Animal Factory is a 2000 prison drama that tells the story of a young man named Ron, who is convicted and put in prison for selling marijuana. He quickly discovers that the slammer is hell, as he is pretty much immediately harassed and singled out to be sexually abused by the stronger inmates.
However, as luck would have it, Ron catches the eye of one of this particular prison’s old-timers, Earl Copen (played by Willem Dafoe). We don’t really find out why Copen takes a liking to Ron (his motives don’t appear sexual, at least there are no direct actions that would lead us to believe this), but over the course of the film, Copen takes on a bit of a father figure role for the young man.
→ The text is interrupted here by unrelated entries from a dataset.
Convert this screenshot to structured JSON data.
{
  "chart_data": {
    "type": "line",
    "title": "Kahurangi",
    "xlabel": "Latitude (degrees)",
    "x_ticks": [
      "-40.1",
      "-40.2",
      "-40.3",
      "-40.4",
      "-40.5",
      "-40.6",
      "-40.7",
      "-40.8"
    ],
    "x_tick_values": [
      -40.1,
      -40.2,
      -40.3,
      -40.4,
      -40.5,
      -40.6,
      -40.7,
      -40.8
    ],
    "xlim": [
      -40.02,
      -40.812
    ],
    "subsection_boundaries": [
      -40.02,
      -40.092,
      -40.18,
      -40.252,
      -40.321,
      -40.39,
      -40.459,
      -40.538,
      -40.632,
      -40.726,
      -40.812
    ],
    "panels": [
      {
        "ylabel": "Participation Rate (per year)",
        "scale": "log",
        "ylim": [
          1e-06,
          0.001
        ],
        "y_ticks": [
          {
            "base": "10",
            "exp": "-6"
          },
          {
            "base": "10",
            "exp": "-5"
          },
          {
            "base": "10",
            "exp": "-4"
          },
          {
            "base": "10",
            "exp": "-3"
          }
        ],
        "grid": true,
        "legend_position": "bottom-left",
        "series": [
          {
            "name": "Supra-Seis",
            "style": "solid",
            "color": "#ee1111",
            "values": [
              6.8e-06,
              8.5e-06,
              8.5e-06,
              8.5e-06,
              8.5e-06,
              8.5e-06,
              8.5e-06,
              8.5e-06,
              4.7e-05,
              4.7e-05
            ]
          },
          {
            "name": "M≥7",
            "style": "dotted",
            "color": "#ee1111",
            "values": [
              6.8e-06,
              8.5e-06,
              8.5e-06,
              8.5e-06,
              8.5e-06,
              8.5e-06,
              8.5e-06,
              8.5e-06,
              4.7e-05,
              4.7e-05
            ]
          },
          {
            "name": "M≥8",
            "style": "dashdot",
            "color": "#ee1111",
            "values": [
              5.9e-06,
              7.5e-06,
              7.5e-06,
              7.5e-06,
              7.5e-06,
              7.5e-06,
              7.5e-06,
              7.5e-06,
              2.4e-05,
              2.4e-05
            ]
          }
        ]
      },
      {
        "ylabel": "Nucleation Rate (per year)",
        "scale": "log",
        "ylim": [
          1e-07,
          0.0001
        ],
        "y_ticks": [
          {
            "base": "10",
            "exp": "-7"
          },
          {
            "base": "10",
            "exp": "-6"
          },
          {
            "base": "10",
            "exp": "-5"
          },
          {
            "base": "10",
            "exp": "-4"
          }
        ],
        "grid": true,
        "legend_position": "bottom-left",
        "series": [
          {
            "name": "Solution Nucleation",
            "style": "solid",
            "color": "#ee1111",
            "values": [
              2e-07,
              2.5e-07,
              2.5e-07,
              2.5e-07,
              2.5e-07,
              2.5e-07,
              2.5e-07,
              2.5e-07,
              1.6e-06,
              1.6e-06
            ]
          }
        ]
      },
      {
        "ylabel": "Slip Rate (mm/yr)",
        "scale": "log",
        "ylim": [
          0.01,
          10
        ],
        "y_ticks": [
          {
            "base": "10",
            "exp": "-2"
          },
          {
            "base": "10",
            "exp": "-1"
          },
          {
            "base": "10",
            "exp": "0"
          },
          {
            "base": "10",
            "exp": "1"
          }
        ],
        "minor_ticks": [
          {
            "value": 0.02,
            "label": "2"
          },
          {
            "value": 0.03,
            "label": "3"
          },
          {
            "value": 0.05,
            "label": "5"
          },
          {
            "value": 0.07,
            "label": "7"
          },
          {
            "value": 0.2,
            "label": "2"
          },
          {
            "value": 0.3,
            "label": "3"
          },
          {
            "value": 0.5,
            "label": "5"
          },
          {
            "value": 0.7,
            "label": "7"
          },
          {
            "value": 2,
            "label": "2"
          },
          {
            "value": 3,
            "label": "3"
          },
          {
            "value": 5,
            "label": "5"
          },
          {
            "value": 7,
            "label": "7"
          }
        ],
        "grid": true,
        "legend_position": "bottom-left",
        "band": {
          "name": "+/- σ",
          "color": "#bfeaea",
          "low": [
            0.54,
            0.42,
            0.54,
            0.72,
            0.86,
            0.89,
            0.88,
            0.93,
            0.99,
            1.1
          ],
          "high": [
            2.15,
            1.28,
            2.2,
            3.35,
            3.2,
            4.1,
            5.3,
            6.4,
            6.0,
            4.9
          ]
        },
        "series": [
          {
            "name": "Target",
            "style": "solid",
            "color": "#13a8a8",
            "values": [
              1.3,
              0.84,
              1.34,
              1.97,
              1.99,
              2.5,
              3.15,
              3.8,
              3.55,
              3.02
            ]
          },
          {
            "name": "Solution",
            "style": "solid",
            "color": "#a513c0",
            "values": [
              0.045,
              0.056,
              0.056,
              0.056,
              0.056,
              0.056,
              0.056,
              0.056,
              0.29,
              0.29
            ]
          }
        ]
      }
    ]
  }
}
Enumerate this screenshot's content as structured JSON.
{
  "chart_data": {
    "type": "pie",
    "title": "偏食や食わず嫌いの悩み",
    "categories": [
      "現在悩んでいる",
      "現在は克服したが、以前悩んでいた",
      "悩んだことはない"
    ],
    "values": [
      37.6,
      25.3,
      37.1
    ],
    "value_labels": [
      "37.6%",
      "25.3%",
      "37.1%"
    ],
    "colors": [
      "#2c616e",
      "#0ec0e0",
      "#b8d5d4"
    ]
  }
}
Copen has long established himself at the prison. He has his hands in a great deal many things in the goings on, from acquiring assets for prisons, to working the files for the prison staff. With this great deal of access, Copen is able to keep an eye out for young Ron and help him fend off unwelcome sexual advances and aggressions from other inmates.
The film really focuses on Earl and Ron’s interactions. We meet Ron’s father briefly in the film and learn that while successful and supportive, he’s largely uninvolved and doesn’t really follow through on his promises at helping Ron. Instead, Earl takes on this role, and his inner circle all do their best to keep each other safe.
Animal Factory is certainly not the first prison drama flick, and for the most part, it doesn’t really do anything new or exciting. What is important in this film, is not a hugely important tale that has wide-reaching repercussions; instead, it offers a very real feeling story that is told in a way that portrays prison life quite accurately. The shame of the matter is that this film came out a few years after The Shawshank Redemption arrived and showed the world what a perfect prison film can be. But don’t let that sway you from seeing this, it really is a worthwhile effort.
Apart from the accuracies and interesting plot, this film also boasts a rather impressive cast. Ron is played by Edward Furlong (who you may or not recognize by name, but is John Connor from Terminator 2), which is pretty rad. But apart from him, and the aforementioned Willem Dafoe, you also have Danny Trejo, Mickey Rourke, John Heard, and Tom Arnold (in a role that you wouldn’t really expect).
So if you enjoyed The Shawshank Redemption, and are interested in the prison drama genre, I would definitely give this film a watch. I think it does a great job at showing prison life and tells an interesting story.
Arrow Video specializes in bringing a wide range of films to Blu-ray with new transfers. For the most part, the films they work with look stellar in high definition. In this case, the film looks pretty good, but not amazing. There are a few noticeable places where the pictures get a bit soft, or there are blemishes where the film was obviously damaged. It’s hard to fault them for this, and this movie is still perfectly watchable.
This release features a 2.0 channel audio track, which isn’t really a surprise since it is largely dialog driven and doesn’t include much in the way of ambient noises or fancy soundtracks. I would have liked to hear this with surround, but I’m guessing this is as good as it will get. For the most part, everything sounded just fine as it was, even if some of the more raucous scenes were harder to keep track of.
As usual with Arrow Films, this release comes with some pretty interesting extras, even if there aren’t a lot of them included. The commentary is pretty interesting, as is the short look at the author Eddie Bunker. The booklet included has a nice essay about the film, and the double sided artwork is always a plus. One interesting note for this release is the blue amaray case, which is not very typical of Arrow Releases at all.
- Commentary with Eddie Bunker and Danny Trejo
- Eddie Bunker: Life of Crime – a 20-minute long look at the author of the book that this film is based on
- Theatrical Trailer
Animal Factory Final Thoughts:
While Animal Factory isn’t as masterfully created or memorable as The Shawshank Redemption, it is still certainly a good film that will undoubtedly please prison drama fans. It features a great cast and is very real feeling – and hey, it was directed by Buscemi – give it a watch! You can grab it from Amazon or most other Blu-ray retailers.